CoServ Linemen crews spent two days installing the transformer, including replacing the underground power lines with higher voltage lines along the road. The power lines that run to the meter of that home and the neighboring home were also replaced. For one of the homes, CoServ used a portable electric generator to keep an aquarium running while the power was off.

A week later, Mickey checked the recorder and found the homes were receiving consistent, quality voltage and – no surprise – the flickering problem had stopped.

Flickering lights have become more of a problem in recent years with the popularity of LED lighting.

“People are surprised that the LED lights are so sensitive,” Mickey said. “The smallest fluctuation in voltage can be seen.”


The R&I team recently did an investigation at the Dragon Manor Ranch in Pilot Point where they had several fan motors burning out in the horse stalls. It’s a serious problem because horses could overheat, get dehydrated or drink themselves sick in the Texas summer.

Ranch owner and CoServ Member Cody Caliendo initially called an electrician to see if power fluctuations were to blame. The electrician suggested that Cody call CoServ’s R&I Team.

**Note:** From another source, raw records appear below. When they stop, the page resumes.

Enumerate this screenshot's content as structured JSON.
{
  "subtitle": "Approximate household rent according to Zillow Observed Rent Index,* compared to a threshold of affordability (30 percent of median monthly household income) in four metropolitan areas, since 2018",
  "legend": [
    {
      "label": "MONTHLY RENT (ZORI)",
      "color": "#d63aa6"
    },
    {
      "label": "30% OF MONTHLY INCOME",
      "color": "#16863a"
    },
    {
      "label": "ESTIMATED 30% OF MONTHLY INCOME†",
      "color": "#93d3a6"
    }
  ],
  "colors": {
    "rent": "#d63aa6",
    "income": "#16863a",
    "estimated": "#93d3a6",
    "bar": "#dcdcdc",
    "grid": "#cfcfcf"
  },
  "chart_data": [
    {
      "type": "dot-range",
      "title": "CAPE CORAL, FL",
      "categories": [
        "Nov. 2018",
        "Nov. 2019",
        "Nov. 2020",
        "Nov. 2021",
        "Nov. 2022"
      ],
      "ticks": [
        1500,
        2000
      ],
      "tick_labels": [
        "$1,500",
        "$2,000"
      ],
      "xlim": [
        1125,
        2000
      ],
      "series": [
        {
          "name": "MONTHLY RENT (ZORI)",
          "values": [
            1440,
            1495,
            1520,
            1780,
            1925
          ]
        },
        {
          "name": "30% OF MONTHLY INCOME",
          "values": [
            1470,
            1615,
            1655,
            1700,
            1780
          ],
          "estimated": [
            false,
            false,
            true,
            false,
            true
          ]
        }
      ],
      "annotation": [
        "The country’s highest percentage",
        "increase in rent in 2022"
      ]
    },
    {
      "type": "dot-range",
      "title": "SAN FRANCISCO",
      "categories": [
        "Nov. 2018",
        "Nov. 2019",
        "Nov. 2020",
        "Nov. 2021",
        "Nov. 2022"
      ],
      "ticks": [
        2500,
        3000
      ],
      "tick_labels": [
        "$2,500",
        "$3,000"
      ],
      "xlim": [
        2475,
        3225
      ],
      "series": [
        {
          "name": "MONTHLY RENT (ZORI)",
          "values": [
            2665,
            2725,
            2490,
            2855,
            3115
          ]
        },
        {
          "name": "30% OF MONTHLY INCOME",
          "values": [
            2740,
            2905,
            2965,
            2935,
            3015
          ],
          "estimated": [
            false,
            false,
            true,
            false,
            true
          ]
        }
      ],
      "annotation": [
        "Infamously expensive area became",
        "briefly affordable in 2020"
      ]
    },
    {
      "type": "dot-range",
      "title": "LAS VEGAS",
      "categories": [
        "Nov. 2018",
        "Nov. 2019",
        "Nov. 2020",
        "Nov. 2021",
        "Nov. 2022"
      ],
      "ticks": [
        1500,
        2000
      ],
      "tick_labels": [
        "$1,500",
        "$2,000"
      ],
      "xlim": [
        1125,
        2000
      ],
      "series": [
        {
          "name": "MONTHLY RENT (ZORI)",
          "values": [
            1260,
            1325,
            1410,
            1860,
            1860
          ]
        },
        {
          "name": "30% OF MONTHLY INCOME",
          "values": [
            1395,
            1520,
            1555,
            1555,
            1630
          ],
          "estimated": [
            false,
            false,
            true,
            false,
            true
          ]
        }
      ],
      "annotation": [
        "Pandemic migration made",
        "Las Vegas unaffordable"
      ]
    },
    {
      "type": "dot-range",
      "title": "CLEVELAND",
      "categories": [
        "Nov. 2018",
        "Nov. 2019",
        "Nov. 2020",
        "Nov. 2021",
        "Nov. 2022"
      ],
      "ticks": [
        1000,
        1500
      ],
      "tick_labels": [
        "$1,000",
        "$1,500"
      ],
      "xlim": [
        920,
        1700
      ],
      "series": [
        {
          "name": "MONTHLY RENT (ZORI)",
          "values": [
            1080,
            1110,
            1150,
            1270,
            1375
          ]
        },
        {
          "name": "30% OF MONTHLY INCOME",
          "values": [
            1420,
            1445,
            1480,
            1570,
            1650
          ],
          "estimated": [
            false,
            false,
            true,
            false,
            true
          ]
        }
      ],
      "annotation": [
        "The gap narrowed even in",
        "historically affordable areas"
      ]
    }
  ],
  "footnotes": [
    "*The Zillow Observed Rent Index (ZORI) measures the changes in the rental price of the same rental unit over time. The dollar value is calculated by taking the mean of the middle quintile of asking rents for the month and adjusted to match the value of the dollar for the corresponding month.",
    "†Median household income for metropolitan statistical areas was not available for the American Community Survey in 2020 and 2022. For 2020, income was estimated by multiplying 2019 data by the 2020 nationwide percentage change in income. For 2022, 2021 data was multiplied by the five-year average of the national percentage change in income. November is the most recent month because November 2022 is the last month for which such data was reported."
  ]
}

“It was awesome, because I didn’t know this was a type of service that you could call a power company about,” Cody said. Mickey “made sure I read the readings when it was just standard and when it was being used. It was a good experience.”

Mickey discovered the problem wasn’t on CoServ’s end, but he still helped troubleshoot the problem so Cody could get the proper repair.

“One way or the other, we’re going to provide you with a solution,” said Mickey. “The bottom line is we’re here to serve.”